Yaşadıkları sorunların çözülmeyecek derecede zor olmadığını söyleyen Güzel, "Devlet tarla sahibine azda olsa teşvik verip tarla sahibi de üstüne biraz ekleyerek, işçiler için beton olmasa da tuğladan, briketten kulübeler yapılmalı. Çok mağduriyet var. Geçen sene de aynıydı bu sene de aynı, gelecek sene de aynı olur. Bunun çözülmesi için, yetkililer koltuklardan değil, işçiler ve gerçek muhataplarla yan yana gelerek görüşmeler yapmalı. Misal, Tarım Bakanı biz çalışanları ve çiftçileri gerçek anlamda dinlemesi lazım. Sorunlarımızın üzerinde durulmalı" açıklamasında bulundu.

KISIR DÖNGÜNÜN İÇİNDELER

Mevsimlik tarım işçileriyle ilgili çalışmalar yapan Kalkınma Atölyesi’nden Ayşe Özsoy ise Konya’da yaşanan 7 kişinin öldüğü kazaya değinerek, "Bu kaza mevsimlik tarım işçilerin çalışma şartlarını çok yakından ilgilendiren bir kaza. Çalışma ve konaklama şartları onlar hep kötüydü ancak pandemi süreci bu kötü şartları derinleştirdi ve kısmen görünür kıldı. Bu süreçte imkanlar daraldı, ulaşım zorlukları daha da arttı. Birçoğunun içme suyuna ulaşımı zor, elektriği yok. Ancak içinde bulundukları şartlardan dolayı işçiler, ‘Gitmesek açlıktan, gidersek virüsten öleceğiz. Açlıktan ölmektense gitmeyi tercih ediyoruz’ diyor. Mevsimlik tarım işçileri bu kısır döngünün içerisinde. Geride çocuklarını bırakacakları kimseleri olmadığında ya da çok az bir yevmiye aldıkları için ne kadar risk olursa olsun, tarım işçilerin hemen hepsi, çocuklarıyla gitmek zorunda kalıyorlar" dedi.
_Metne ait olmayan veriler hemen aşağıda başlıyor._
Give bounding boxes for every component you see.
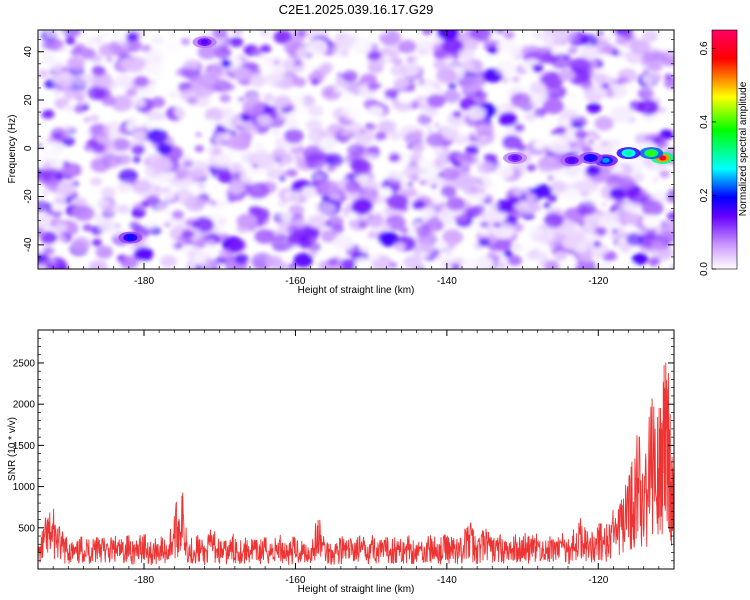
heatmap-hotspot [639,147,664,160]
heatmap-hotspot [578,151,603,164]
heatmap-hotspot [503,151,527,164]
heatmap-ylabel: Frequency (Hz) [7,115,18,184]
snr-x-axis: -180 -160 -140 -120 [37,330,675,586]
x-tick-label: -160 [285,575,305,586]
y-tick-label: 0 [23,145,34,151]
y-tick-label: 1500 [13,441,36,452]
heatmap-hotspot [616,147,641,160]
colorbar-label: Normalized spectral amplitude [738,81,749,216]
y-tick-label: 40 [23,46,34,58]
y-tick-label: -40 [23,237,34,252]
snr-y-axis: 500 1000 1500 2000 2500 [13,329,674,570]
x-tick-label: -140 [437,276,457,287]
heatmap-panel: -180 -160 -140 -120 -40 -20 0 20 40 Height of s… [7,29,675,296]
y-tick-label: 20 [23,94,34,106]
colorbar-tick-label: 0.2 [699,188,710,202]
colorbar-gradient [711,29,738,270]
colorbar-tick-label: 0.0 [699,262,710,276]
heatmap-hotspot [192,36,217,49]
y-tick-label: 500 [18,523,35,534]
heatmap-xlabel: Height of straight line (km) [298,285,415,296]
y-tick-label: 2000 [13,400,36,411]
colorbar-tick-label: 0.6 [699,41,710,55]
snr-series-line [38,362,674,566]
heatmap-x-axis: -180 -160 -140 -120 [37,30,675,287]
snr-ylabel: SNR (10 * v/v) [7,417,18,481]
x-tick-label: -160 [285,276,305,287]
snr-panel: -180 -160 -140 -120 500 1000 1500 2000 2500 Hei… [7,329,675,595]
heatmap-hotspot [559,154,584,167]
y-tick-label: 2500 [13,358,36,369]
heatmap-hotspots [118,36,674,244]
heatmap-y-axis: -40 -20 0 20 40 [23,39,674,270]
x-tick-label: -180 [134,575,154,586]
chart-title: C2E1.2025.039.16.17.G29 [279,2,434,17]
heatmap-hotspot [118,231,143,244]
y-tick-label: 1000 [13,482,36,493]
heatmap-speckle [38,30,674,269]
x-tick-label: -140 [437,575,457,586]
y-tick-label: -20 [23,189,34,204]
x-tick-label: -120 [588,575,608,586]
colorbar: 0.0 0.2 0.4 0.6 Normalized spectral amplitu… [699,29,749,276]
colorbar-ticks: 0.0 0.2 0.4 0.6 [699,41,716,276]
x-tick-label: -180 [134,276,154,287]
colorbar-tick-label: 0.4 [699,115,710,129]
snr-xlabel: Height of straight line (km) [298,584,415,595]
snr-background [38,330,674,569]
x-tick-label: -120 [588,276,608,287]
speckle-field [38,30,674,269]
‘BİRÇOK ŞEY BAŞTAN YAZILMALI, KANUN ÇIKMALI’

Tarım İş Sendikası’ndan Hüseyin Anapali de, 2017’de yayınlanan mevsimlik tarım işçilerin yollarda denetlenmesi, barınma koşulları gibi sorunları ele alan genelgeyi hatırlatarak şu ifadelerde bulundu: "Teoride evet güzel şeyler çizilmiş ama bunun ne kadarını uygulayabiliyoruz? Genelgede belirtilen denetimler demek ki yeterli yapılmıyor ki bu tarz kazlar hala yaşanıyor. Genelge net şekilde uygulanırsa, denetimler artırılırsa yüzde 99 oranında kazaları engeller. Sendikalaşmanın önü kapalı. Çalışanın sigortası bile yok. Temelden, düzensiz gelen bir şey. Bir çok şey silinip baştan yazılması, kanun çıkması lazım."